The Problem
Find the absolute minimum and maximum values of the following function on the given interval: $\ f(\theta) = \cos \theta; -\pi \leq \theta \leq {\pi \over 6} $
What I've Done So Far
- Find the derivative of $\ f(\theta) $. This equals $\ -\sin \theta $.
- Determine critical points. It won't ever be undefined, but I know there are points within the interior of the domain where the function is equal to zero.
So where I'm stuck is finding at what points $\ f(\theta) $ equals zero.

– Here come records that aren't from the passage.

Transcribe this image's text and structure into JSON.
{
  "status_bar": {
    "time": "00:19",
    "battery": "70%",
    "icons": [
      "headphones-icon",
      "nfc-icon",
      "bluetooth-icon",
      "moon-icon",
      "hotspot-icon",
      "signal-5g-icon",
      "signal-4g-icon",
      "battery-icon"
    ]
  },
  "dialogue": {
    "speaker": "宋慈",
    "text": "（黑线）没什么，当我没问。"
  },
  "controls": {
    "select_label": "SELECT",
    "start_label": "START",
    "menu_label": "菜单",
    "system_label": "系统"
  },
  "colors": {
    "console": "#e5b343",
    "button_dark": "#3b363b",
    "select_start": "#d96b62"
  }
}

Is it as simple as taking the inverse $\ \sin $ of $\ \theta $?
Thanks! Any help will be much appreciated!
Garren
Best Answer
If we have a function $f$ then at the maxima and minima of $f$, we have $f'=0$. $$f(\theta)=\cos(x)\implies f'(\theta)=-\sin(\theta)$$ We know that: $$-\sin(\theta)=0\implies \sin(\theta)=0\implies \theta=\pi k,k\in\Bbb{Z}$$ Since we have a domain $-\pi\leq\theta\leq\dfrac{\pi}{6}$, we have maxima or minima at $0\pi=0$ and $-1\pi=-\pi$. And: $$\cos(0)=1$$ $$\cos(-\pi)=-1$$ So we have a maximum at $(0,1)$ and a minimum at $(-\pi,-1)$. Since there are no other multiples of $\pi$ in the interval $-\pi\leq\theta\leq\dfrac{\pi}{6}$ and therefore no other solutions to $-\sin(\theta)=\theta$ in the interval, we are done.